La última encuesta Plaza Pública de Cadem, realizada en la primera semana de abril, ha revelado un cambio drástico en la percepción de los ciudadanos chilenos sobre su futuro. Por primera vez en 44 semanas, el pesimismo ha superado al optimismo, con un 49% de los encuestados expresando una visión negativa sobre el futuro del país, en comparación con el 48% que se muestra optimista. Este cambio de tendencia se produce en un contexto de desafíos económicos significativos, justo tres semanas después de la asunción del presidente José Antonio Kast, quien ha implementado una agenda centrada en ajustes fiscales y austeridad, lo que ha suscitado un debate en torno a los precios de los combustibles.

El aumento del pesimismo se refleja en la percepción del rumbo del país. Un 52% de los encuestados considera que Chile va por un mal camino, lo que representa un aumento de 26 puntos porcentuales desde el 11 de marzo, cuando asumió Kast. En contraste, solo un 40% opina que el país se encuentra en la dirección correcta, lo que implica una caída de 17 puntos. Este cambio en la percepción es significativo, ya que marca un quiebre respecto a la tendencia optimista que había prevalecido desde mayo de 2025.

El diagnóstico económico también es alarmante. Un 78% de los chilenos considera que la economía está estancada o en retroceso, atribuyendo esta situación principalmente a la ineficacia del sistema político (42%) y a la falta de incentivos para la inversión (32%). La preocupación por el costo de la vida es la principal inquietud para el 59% de los ciudadanos, un aumento notable de 31 puntos desde agosto de 2025. Esta preocupación se traduce en un impacto directo en la economía familiar, donde un 52% califica su situación económica como mala o muy mala, y un 35% asegura que no le alcanza para llegar a fin de mes.
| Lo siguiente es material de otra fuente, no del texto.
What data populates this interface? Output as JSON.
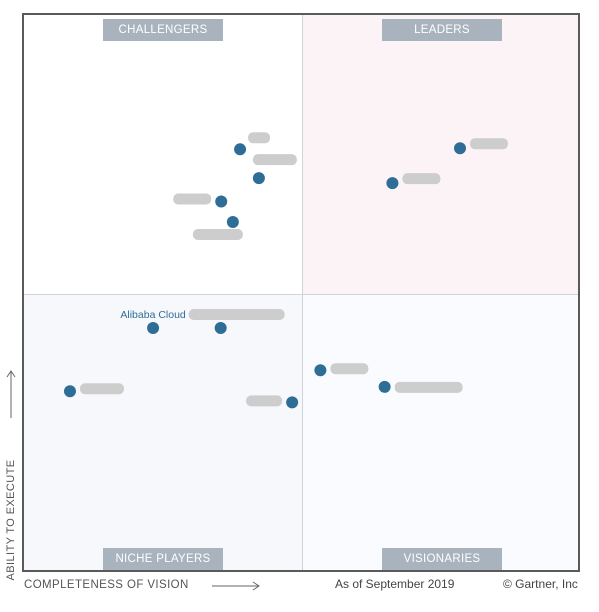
{
  "quadrants": {
    "top_left": "CHALLENGERS",
    "top_right": "LEADERS",
    "bottom_left": "NICHE PLAYERS",
    "bottom_right": "VISIONARIES"
  },
  "axes": {
    "x_label": "COMPLETENESS OF VISION",
    "y_label": "ABILITY TO EXECUTE"
  },
  "footer": {
    "date": "As of September 2019",
    "copyright": "© Gartner, Inc"
  },
  "colors": {
    "dot": "#2e6e96",
    "quadrant_label_bg": "#a9b3bd",
    "leaders_bg": "#fbf3f5",
    "border": "#5a5a5a"
  },
  "chart_data": {
    "type": "scatter",
    "title": "",
    "xlabel": "COMPLETENESS OF VISION",
    "ylabel": "ABILITY TO EXECUTE",
    "xlim": [
      0,
      1
    ],
    "ylim": [
      0,
      1
    ],
    "grid": false,
    "points": [
      {
        "label": "",
        "x": 0.787,
        "y": 0.76,
        "obscured": true
      },
      {
        "label": "",
        "x": 0.665,
        "y": 0.697,
        "obscured": true
      },
      {
        "label": "",
        "x": 0.39,
        "y": 0.758,
        "obscured": true
      },
      {
        "label": "",
        "x": 0.424,
        "y": 0.706,
        "obscured": true
      },
      {
        "label": "",
        "x": 0.356,
        "y": 0.664,
        "obscured": true
      },
      {
        "label": "",
        "x": 0.377,
        "y": 0.627,
        "obscured": true
      },
      {
        "label": "Alibaba Cloud",
        "x": 0.233,
        "y": 0.436,
        "obscured": false
      },
      {
        "label": "",
        "x": 0.355,
        "y": 0.436,
        "obscured": true
      },
      {
        "label": "",
        "x": 0.083,
        "y": 0.322,
        "obscured": true
      },
      {
        "label": "",
        "x": 0.484,
        "y": 0.302,
        "obscured": true
      },
      {
        "label": "",
        "x": 0.535,
        "y": 0.36,
        "obscured": true
      },
      {
        "label": "",
        "x": 0.651,
        "y": 0.33,
        "obscured": true
      }
    ]
  }
}
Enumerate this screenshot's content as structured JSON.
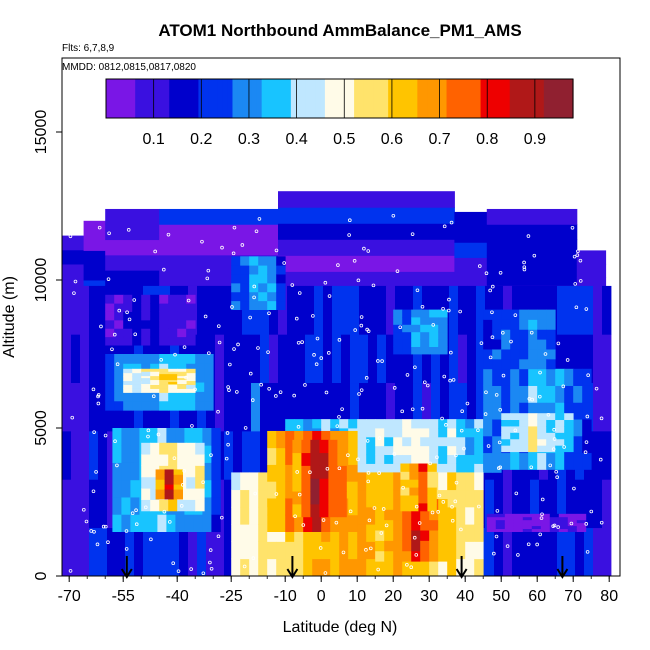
{
  "chart_data": {
    "type": "heatmap",
    "title": "ATOM1 Northbound AmmBalance_PM1_AMS",
    "flights_note": "Flts: 6,7,8,9",
    "dates_note": "MMDD: 0812,0815,0817,0820",
    "xlabel": "Latitude (deg N)",
    "ylabel": "Altitude (m)",
    "xlim": [
      -72,
      83
    ],
    "ylim": [
      0,
      17500
    ],
    "x_ticks": [
      -70,
      -55,
      -40,
      -25,
      -10,
      0,
      10,
      20,
      30,
      40,
      50,
      60,
      70,
      80
    ],
    "y_ticks": [
      0,
      5000,
      10000,
      15000
    ],
    "colorbar": {
      "range": [
        0,
        0.98
      ],
      "ticks": [
        0.1,
        0.2,
        0.3,
        0.4,
        0.5,
        0.6,
        0.7,
        0.8,
        0.9
      ],
      "colors": [
        "#7a16e6",
        "#3a10e0",
        "#0000cc",
        "#0033ee",
        "#1b88f3",
        "#18c4ff",
        "#bfe7ff",
        "#fffbe8",
        "#ffe36b",
        "#ffc400",
        "#ff9700",
        "#ff6200",
        "#ee0000",
        "#b01818",
        "#902030"
      ]
    },
    "flight_markers_lat": [
      -54,
      -8,
      39,
      67
    ],
    "columns": [
      {
        "x0": -72,
        "x1": -66,
        "top": 11500,
        "c": 0.1
      },
      {
        "x0": -66,
        "x1": -60,
        "top": 12000,
        "c": 0.12
      },
      {
        "x0": -60,
        "x1": -45,
        "top": 12400,
        "c": 0.13
      },
      {
        "x0": -45,
        "x1": -12,
        "top": 12400,
        "c": 0.1
      },
      {
        "x0": -12,
        "x1": 37,
        "top": 13000,
        "c": 0.12
      },
      {
        "x0": 37,
        "x1": 46,
        "top": 12300,
        "c": 0.12
      },
      {
        "x0": 46,
        "x1": 71,
        "top": 12400,
        "c": 0.12
      },
      {
        "x0": 71,
        "x1": 79,
        "top": 11000,
        "c": 0.12
      }
    ],
    "patches": [
      {
        "x0": -72,
        "x1": 79,
        "y0": 0,
        "y1": 9800,
        "c": 0.2
      },
      {
        "x0": -60,
        "x1": -30,
        "y0": 5600,
        "y1": 7500,
        "c": 0.35
      },
      {
        "x0": -55,
        "x1": -35,
        "y0": 6200,
        "y1": 7000,
        "c": 0.58
      },
      {
        "x0": -50,
        "x1": -38,
        "y0": 6500,
        "y1": 6900,
        "c": 0.62
      },
      {
        "x0": -58,
        "x1": -30,
        "y0": 1500,
        "y1": 5000,
        "c": 0.35
      },
      {
        "x0": -50,
        "x1": -33,
        "y0": 2200,
        "y1": 4500,
        "c": 0.55
      },
      {
        "x0": -46,
        "x1": -40,
        "y0": 2600,
        "y1": 3600,
        "c": 0.85
      },
      {
        "x0": -10,
        "x1": 48,
        "y0": 3500,
        "y1": 5300,
        "c": 0.45
      },
      {
        "x0": -25,
        "x1": 44,
        "y0": 0,
        "y1": 3500,
        "c": 0.68
      },
      {
        "x0": -15,
        "x1": 10,
        "y0": 1500,
        "y1": 4900,
        "c": 0.82
      },
      {
        "x0": -8,
        "x1": 5,
        "y0": 2000,
        "y1": 4600,
        "c": 0.9
      },
      {
        "x0": 15,
        "x1": 35,
        "y0": 500,
        "y1": 2600,
        "c": 0.82
      },
      {
        "x0": 22,
        "x1": 30,
        "y0": 2200,
        "y1": 3800,
        "c": 0.8
      },
      {
        "x0": 45,
        "x1": 75,
        "y0": 3600,
        "y1": 7000,
        "c": 0.33
      },
      {
        "x0": 50,
        "x1": 68,
        "y0": 4200,
        "y1": 5500,
        "c": 0.5
      },
      {
        "x0": 46,
        "x1": 72,
        "y0": 1500,
        "y1": 2100,
        "c": 0.08
      },
      {
        "x0": 20,
        "x1": 35,
        "y0": 7500,
        "y1": 9000,
        "c": 0.35
      },
      {
        "x0": 45,
        "x1": 65,
        "y0": 7000,
        "y1": 9000,
        "c": 0.3
      },
      {
        "x0": -60,
        "x1": -35,
        "y0": 7800,
        "y1": 9500,
        "c": 0.12
      },
      {
        "x0": -25,
        "x1": -10,
        "y0": 9000,
        "y1": 10800,
        "c": 0.3
      }
    ]
  }
}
Las expectativas sobre el futuro económico son variadas. Un 35% de los encuestados cree que el crecimiento aumentará bajo el actual gobierno, mientras que un 34% anticipa que disminuirá y un 25% que se mantendrá igual. Esta fragmentación en las expectativas puede generar volatilidad en el mercado, especialmente en sectores que dependen de la confianza del consumidor y la inversión. La evaluación del presidente Kast también ha sufrido un retroceso, con un 42% de aprobación y un 53% de desaprobación, lo que podría influir en su capacidad para implementar políticas económicas efectivas.

De cara al futuro, es crucial observar cómo se desarrollan las políticas económicas del gobierno de Kast y su impacto en la percepción ciudadana. La próxima evaluación de su gestión y las decisiones que tome en relación a los precios de los combustibles y otros aspectos económicos serán determinantes para la confianza del consumidor. Además, la situación económica de Chile podría tener repercusiones en la región, especialmente en el contexto de la economía argentina, que también enfrenta desafíos similares en términos de inflación y crecimiento económico.